Interpreting Serology Results from This Survey
This survey has limitations that should be considered when interpreting the results.
- People who donate blood are generally healthy, non-pregnant adults who may not represent people from the total population in an area.
- Antibody tests can sometimes give a positive result in people who were not previously infected with SARS-CoV-2 (which is more common in communities that have not had high infection rates). This is known as a false-positive result and can make it look like more people have been infected in the community than really were.
- A test can also give a negative result in people with a previous SARS-CoV-2 infection. This is known as a false-negative result. It is also possible that some people can be infected with SARS-CoV-2 and not make enough antibodies to be detected by the test. These factors can make it look like fewer people have been infected in the community than really were.
- Results from seroprevalence surveys should not be interpreted to mean that people who have tested positive for having SARS-CoV-2 antibodies are immune. We do not know whether having SARS-CoV-2 antibodies provides protection against getting infected again. Other studies are planned to learn more about SARS-CoV-2 antibodies, including how long they last, whether they provide protection against getting infected again, and, if re-infection is possible, whether the second infection is milder.

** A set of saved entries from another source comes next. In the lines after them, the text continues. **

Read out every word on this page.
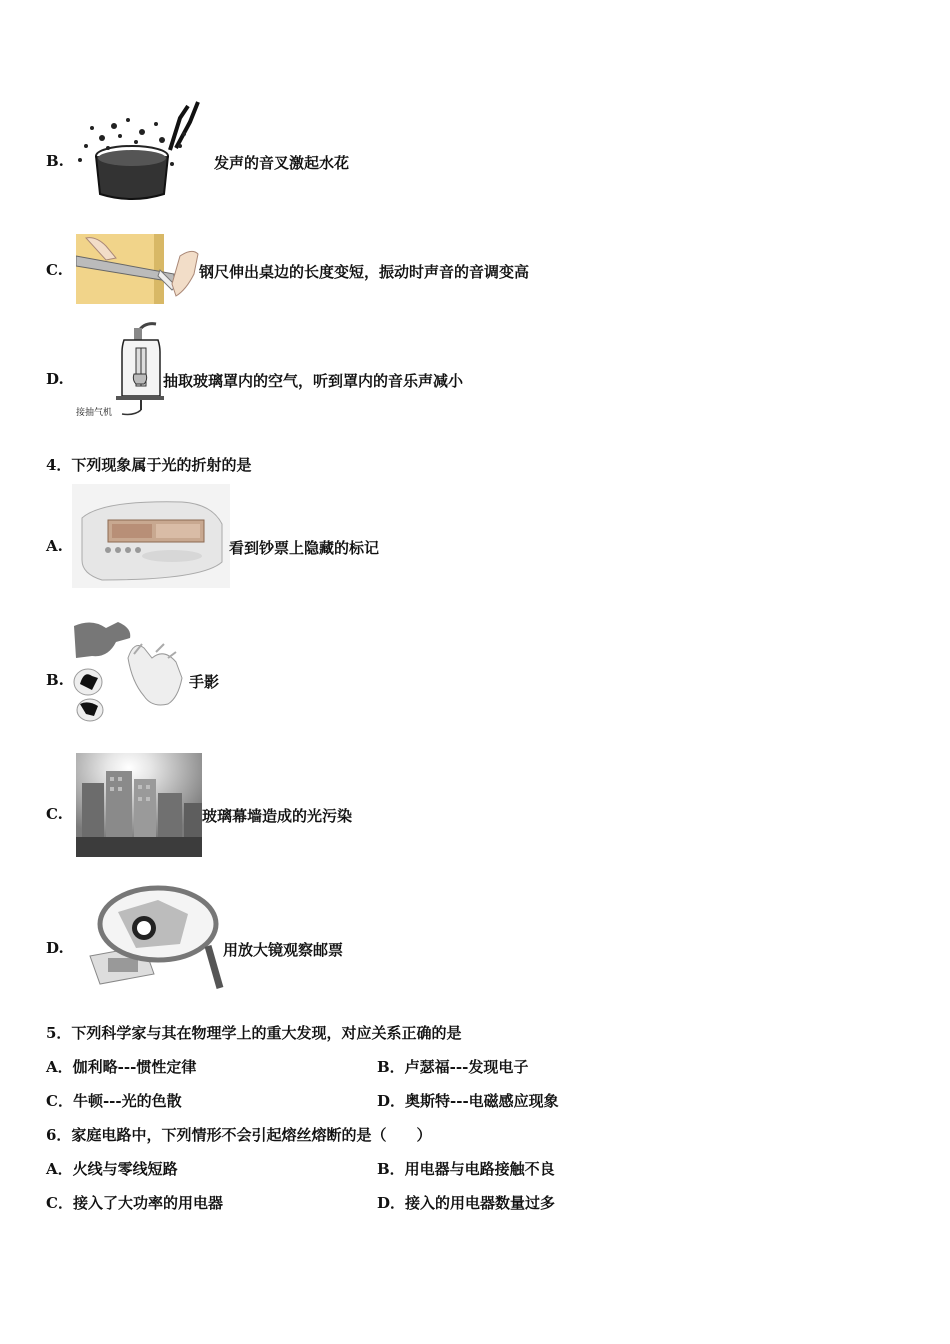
B.	发声的音叉激起水花
C.	钢尺伸出桌边的长度变短，振动时声音的音调变高
D.
接抽气机
抽取玻璃罩内的空气，听到罩内的音乐声减小
4．下列现象属于光的折射的是
A.	看到钞票上隐藏的标记
B.	手影
C.	玻璃幕墙造成的光污染
D.	用放大镜观察邮票
5．下列科学家与其在物理学上的重大发现，对应关系正确的是
A．伽利略---惯性定律	B．卢瑟福---发现电子
C．牛顿---光的色散	D．奥斯特---电磁感应现象
6．家庭电路中，下列情形不会引起熔丝熔断的是（　　）
A．火线与零线短路	B．用电器与电路接触不良
C．接入了大功率的用电器	D．接入的用电器数量过多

- While some seroprevalence surveys can look at risk factors for infection, such as a person’s occupation or underlying health conditions, this seroprevalence survey was not designed to be able to provide that information. This survey will help us better understand the percentages of people who were previously infected with SARS-CoV-2 in the areas studied. CDC also will use this information to estimate the number of people in the areas sampled who have been previously infected with SARS-CoV-2, including those who may not have been reported in official case counts. Some of those people may not have been counted because they had mild illness or no symptoms and did not get medical care or testing.